LORIENT

Jean-Claude SEGUIN

Lorient, ville du département du Morbihan, compte 42.116 habitants (1894)

1896

Le kinétoscope de la Foire de Pâques (avril 1896)

Les Lorientais ont la chance de pouvoir découvrir, en avril 1896, à l'occasion de la foire de Pâques, le célèbre kinétoscope Edison qui est le précurseur direct du cinématographe. Certes il n'y a pas projection et la vision est individuelle, mais il s'agit malgré tout de vues animées :

La Foire de Pâques
Le Kinétoscope, la nouvelle perfection de M. Edison. Là on assiste tout d'abord à un combat de coqs puis à un ballet dansé par trois sujets.
Cette invention est une des plus grandes attractions de la foire. L'on croirait assister réellement à l'exécution du ballet tant les mulitples mouvements sont reproduits avec la plus grande exactitude.
Il me manque plus que d'adapter le phonographe au kinétoscope pour pouvoir voir et entendre une pièce qui aurait été jouée à cent lieues d'ici.


Le Nouvelliste du Morbihan, Lorient, 9 avril 1896, p. 1.

Edison a déjà réalisé ce que le journaliste évoque pour un futur prochain. Nous ignorons en revanche le nom du propriétaire de cet appareil révolutionnaire.

Le Cinéphotographe du Théâtre Romain de Jules Jancel (4-[20] octobre 1896)

Le Théâtre Romain, propriété de Jules Jancel, circule dans la région depuis quelques mois, mais la nouveauté de l'automne est sans nul doute le cinématographe dont tout le monde parle, mais que peu ont pu voir.Le Phare de Bretagne annonce l'arrivée d'un cinéphotographe :

Le Cinéphotographe.-Nous venons d'apprendre que le Cinéphotographe, qui vient de remporter de si nombreux succès dans toute la France, va s'installer dans notre localité pour la durée de cette foire.
C'est une bonne nouvelle pour tout le monde qui pourra juger du dernier mot de la science.
Les scènes de photographies vivantes de cet établissement modèle assurent un grand succès à cette loge et toute la population lorientaise voudra y faire de fréquentes visites, car la collection des tableaux étant très grande, le Directeur changera souvent son programme afin de tenir la curiosité publique toujours en éveil.
Nous sommes heureux d'annoncer cette bonne nouvelle, et nos amis nous en saurons gré.

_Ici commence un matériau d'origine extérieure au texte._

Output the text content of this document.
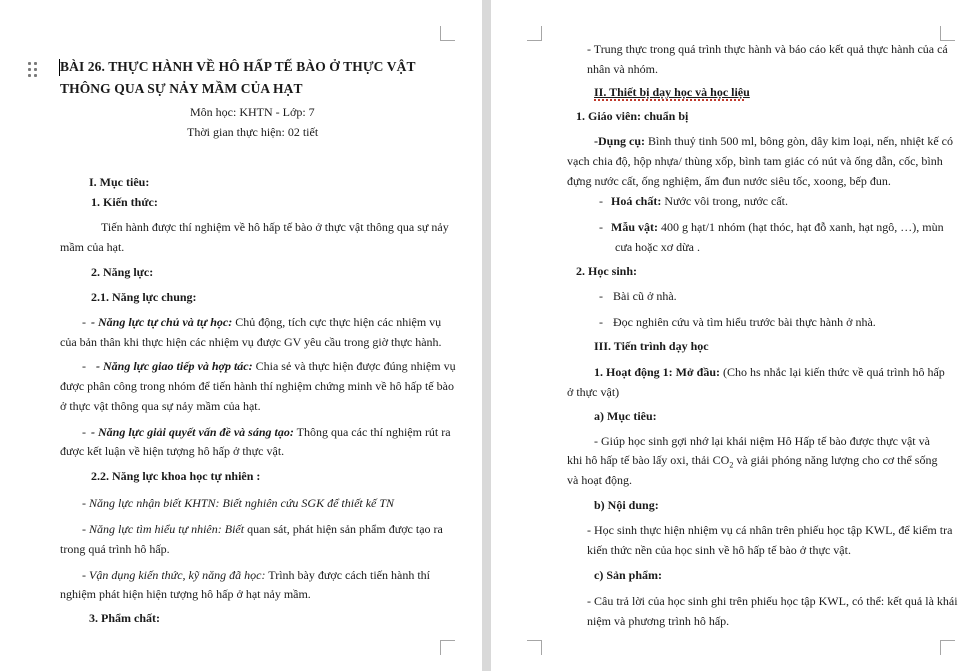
BÀI 26. THỰC HÀNH VỀ HÔ HẤP TẾ BÀO Ở THỰC VẬT
THÔNG QUA SỰ NẢY MẦM CỦA HẠT
Môn học: KHTN - Lớp: 7
Thời gian thực hiện: 02 tiết
I. Mục tiêu:
1. Kiến thức:
Tiến hành được thí nghiệm về hô hấp tế bào ở thực vật thông qua sự nảy
mầm của hạt.
2. Năng lực:
2.1. Năng lực chung:
- - Năng lực tự chủ và tự học: Chủ động, tích cực thực hiện các nhiệm vụ
của bản thân khi thực hiện các nhiệm vụ được GV yêu cầu trong giờ thực hành.
- - Năng lực giao tiếp và hợp tác: Chia sẻ và thực hiện được đúng nhiệm vụ
được phân công trong nhóm để tiến hành thí nghiệm chứng minh về hô hấp tế bào
ở thực vật thông qua sự nảy mầm của hạt.
- - Năng lực giải quyết vấn đề và sáng tạo: Thông qua các thí nghiệm rút ra
được kết luận về hiện tượng hô hấp ở thực vật.
2.2. Năng lực khoa học tự nhiên :
- Năng lực nhận biết KHTN: Biết nghiên cứu SGK để thiết kế TN
- Năng lực tìm hiểu tự nhiên: Biết quan sát, phát hiện sản phẩm được tạo ra
trong quá trình hô hấp.
- Vận dụng kiến thức, kỹ năng đã học: Trình bày được cách tiến hành thí
nghiệm phát hiện hiện tượng hô hấp ở hạt nảy mầm.
3. Phẩm chất:
- Trung thực trong quá trình thực hành và báo cáo kết quả thực hành của cá
nhân và nhóm.
II. Thiết bị dạy học và học liệu
1. Giáo viên: chuẩn bị
-Dụng cụ: Bình thuỷ tinh 500 ml, bông gòn, dây kim loại, nến, nhiệt kế có
vạch chia độ, hộp nhựa/ thùng xốp, bình tam giác có nút và ống dẫn, cốc, bình
đựng nước cất, ống nghiệm, ấm đun nước siêu tốc, xoong, bếp đun.
- Hoá chất: Nước vôi trong, nước cất.
- Mẫu vật: 400 g hạt/1 nhóm (hạt thóc, hạt đỗ xanh, hạt ngô, …), mùn
cưa hoặc xơ dừa .
2. Học sinh:
- Bài cũ ở nhà.
- Đọc nghiên cứu và tìm hiểu trước bài thực hành ở nhà.
III. Tiến trình dạy học
1. Hoạt động 1: Mở đầu: (Cho hs nhắc lại kiến thức về quá trình hô hấp
ở thực vật)
a) Mục tiêu:
- Giúp học sinh gợi nhớ lại khái niệm Hô Hấp tế bào được thực vật và
khi hô hấp tế bào lấy oxi, thải $CO_2$ và giải phóng năng lượng cho cơ thể sống
và hoạt động.
b) Nội dung:
- Học sinh thực hiện nhiệm vụ cá nhân trên phiếu học tập KWL, để kiểm tra
kiến thức nền của học sinh về hô hấp tế bào ở thực vật.
c) Sản phẩm:
- Câu trả lời của học sinh ghi trên phiếu học tập KWL, có thể: kết quả là khái
niệm và phương trình hô hấp.
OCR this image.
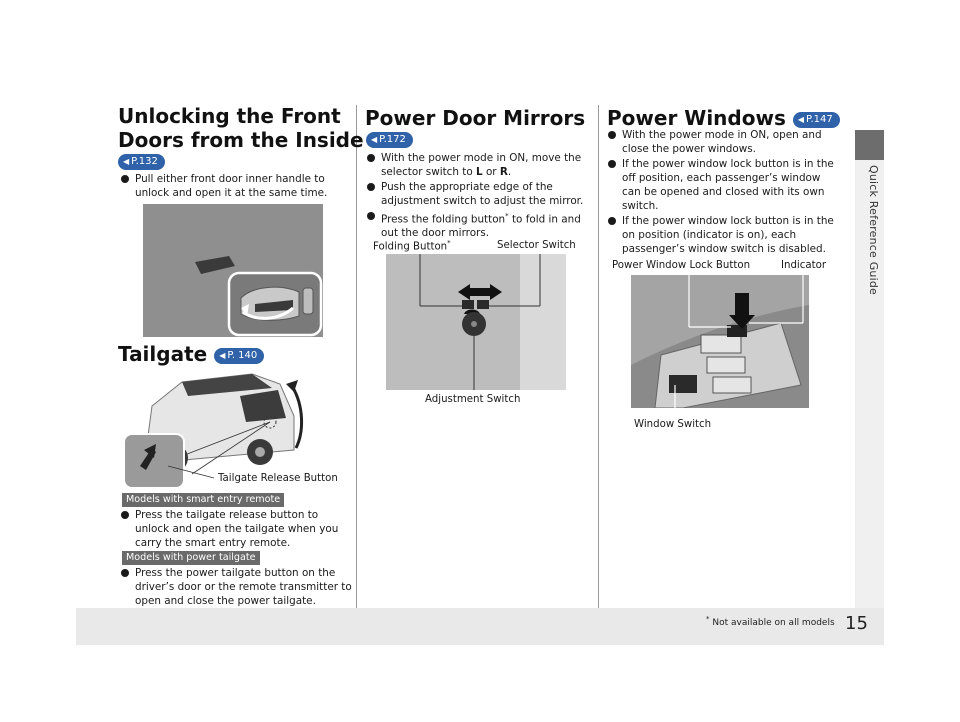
Quick Reference Guide
Unlocking the Front
Doors from the Inside
◀ P.132
Pull either front door inner handle to unlock and open it at the same time.
Tailgate ◀ P. 140
Tailgate Release Button
Models with smart entry remote
Press the tailgate release button to unlock and open the tailgate when you carry the smart entry remote.
Models with power tailgate
Press the power tailgate button on the driver’s door or the remote transmitter to open and close the power tailgate.
Power Door Mirrors
◀ P.172
With the power mode in ON, move the selector switch to L or R.
Push the appropriate edge of the adjustment switch to adjust the mirror.
Press the folding button* to fold in and out the door mirrors.
Folding Button*	Selector Switch
Adjustment Switch
Power Windows ◀ P.147
With the power mode in ON, open and close the power windows.
If the power window lock button is in the off position, each passenger’s window can be opened and closed with its own switch.
If the power window lock button is in the on position (indicator is on), each passenger’s window switch is disabled.
Power Window Lock Button	Indicator
Window Switch
* Not available on all models 15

Le Phare de Bretagne, Lorient, dimanche 4 octobre 1896.

À la foire de la Victoire, qui commence le premier dimanche d'octobre et dure une quinzaine de jours, sous la tente du Théâtre Romain, on propose ainsi des projections de vues animées, mais aussi des tours de magie. L'inauguration a sans doute eu lieu le dimanche 4 octobre, début de la foire, mais la presse n'en parle que quelques jours plus tard :

Théâtre Romain
Nous engageons vivement nos lecteurs à visiter le Théâtre Romain.
Le programme vient de s'augmenter d'une attraction toute nouvelle.
Le Directeur afin de plaire au public toujours nombreux qui se presse sous sa tente vient d'y installer un cénématographe [sic].
Nos lecteurs connaissent au moins par ouï dire cette merveilleuse application de la photographie instantanée qui, par des séries de poses multipliées à l'infini, reproduit tous les mouvements d'une scène. À citer particulièrement un régiment en marche, une arrivée de train, , etc., etc.
On voit aussi au Théâtre Romain, une très jolie application de substitution d'objets, appelée par l'impressario la métempsychose ou les métamorphoses.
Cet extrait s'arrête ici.